Nach den vorliegenden Erfahrungen darf die Existenzberechtigung sowohl als die Lebensfähigkeit der P. überhaupt in Frage gezogen werden. Ihr einziger Vorzug: daß sie billiger arbeiten, ist nicht ausschlaggebend und hat den Zusammenbruch einzelner Anstalten nicht nur nicht aufgehalten, sondern eher beschleunigt. Keinenfalls hat die Post von der Konkurrenz dieser Anstalten etwas zu befürchten, und obwohl von vielen Seiten, namentlich in der Presse, angeregt worden ist, daß die Post dahin streben solle, das Monopol auf den Stadtbriefverkehr auszudehnen, hat die deutsche Postverwaltung sich fortgesetzt dagegen ablehnend verhalten. Von andern Ländern ist Dänemark zuerst gegen die P. gesetzlich vorgegangen: durch das Postgesetz vom 5. April 1888 ist die Einrichtung von Stadtprivatposten verboten; in Schweden darf nach dem Gesetz vom 21. Dez. 1888 keine Privatpost in solchen Orten bestehen, wo die Postverwaltung eine lokale Briefbestellung unterhält.

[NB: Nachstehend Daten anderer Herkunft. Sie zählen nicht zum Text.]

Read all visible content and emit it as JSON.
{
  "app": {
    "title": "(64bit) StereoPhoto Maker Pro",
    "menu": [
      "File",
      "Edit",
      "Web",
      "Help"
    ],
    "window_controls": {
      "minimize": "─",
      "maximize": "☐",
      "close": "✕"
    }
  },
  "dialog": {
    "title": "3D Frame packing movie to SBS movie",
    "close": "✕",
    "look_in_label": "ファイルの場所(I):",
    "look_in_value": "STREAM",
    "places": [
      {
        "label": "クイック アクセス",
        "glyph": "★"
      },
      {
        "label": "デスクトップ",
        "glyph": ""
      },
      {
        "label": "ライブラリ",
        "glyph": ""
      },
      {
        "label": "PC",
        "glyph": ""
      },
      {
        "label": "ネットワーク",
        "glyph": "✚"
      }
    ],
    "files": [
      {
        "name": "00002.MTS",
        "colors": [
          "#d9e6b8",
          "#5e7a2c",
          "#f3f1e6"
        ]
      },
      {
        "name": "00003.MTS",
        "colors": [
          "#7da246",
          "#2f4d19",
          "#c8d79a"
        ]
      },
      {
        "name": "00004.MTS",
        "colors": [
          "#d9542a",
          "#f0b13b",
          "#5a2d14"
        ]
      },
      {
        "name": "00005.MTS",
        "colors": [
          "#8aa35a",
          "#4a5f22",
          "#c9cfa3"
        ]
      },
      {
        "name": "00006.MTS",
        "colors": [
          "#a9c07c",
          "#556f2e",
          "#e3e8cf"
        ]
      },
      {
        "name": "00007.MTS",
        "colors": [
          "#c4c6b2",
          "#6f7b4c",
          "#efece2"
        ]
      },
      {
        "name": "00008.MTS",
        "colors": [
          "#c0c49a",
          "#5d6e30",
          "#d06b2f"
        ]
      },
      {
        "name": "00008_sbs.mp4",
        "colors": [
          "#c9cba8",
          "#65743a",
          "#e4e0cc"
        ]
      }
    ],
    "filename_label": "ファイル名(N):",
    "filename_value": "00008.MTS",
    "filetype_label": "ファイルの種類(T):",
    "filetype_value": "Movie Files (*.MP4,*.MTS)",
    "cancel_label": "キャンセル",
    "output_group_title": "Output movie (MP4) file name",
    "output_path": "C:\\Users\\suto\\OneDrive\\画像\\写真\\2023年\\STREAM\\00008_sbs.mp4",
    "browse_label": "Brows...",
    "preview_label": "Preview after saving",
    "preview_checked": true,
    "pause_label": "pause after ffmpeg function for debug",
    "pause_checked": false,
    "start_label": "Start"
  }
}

Nach dem Chronisten Pelisson-Fontanier wurde die erste Stadtpost 1653 von dem Maître des requêtes (Staatsrat, Berichterstatter über Bittschriften) Vélayer in Paris errichtet, die indes nicht lange bestanden zu haben scheint. Auf Grund eines von Ludwig XIV. erhaltenen Privilegiums ließ Vélayer in den verschiedenen Stadtteilen von Paris Briefkasten aufstellen und die in dieselben eingelegten Stadtbriefe gegen die Gebühr von 1 Sou bestellen. Im J. 1760 gründete der Rat am Rechnungshof in Paris, C. Humbert Piarron de Chamousset, eine Privatpost, da die bestehende Staatspost Ortsbriefe nicht beförderte. Ähnliche Anstalten entstanden in Lyon, Marseille, Bordeaux, Nantes, Montpellier, Rouen, Lille, Nancy und Straßburg; keiner von ihnen war ein langes Leben beschieden. In Hamburg wurde 1797 eine Fußbotenpost errichtet, für deren Zustandekommen die Hamburger Kaufmannschaft 9000 Mark Kurant zusammenbrachte, und die bis zur Besetzung Hamburgs durch die Franzosen bestand. Eine Fußbotenpost in Berlin, gegründet 1800, mußte 1806 den Betrieb einstellen und erhielt erst 21 Jahre später in der königlichen Stadtpost eine Geschäftsnachfolgerin. Die 1714 in London eingerichtete Pennypost war von Anfang an Staatsanstalt.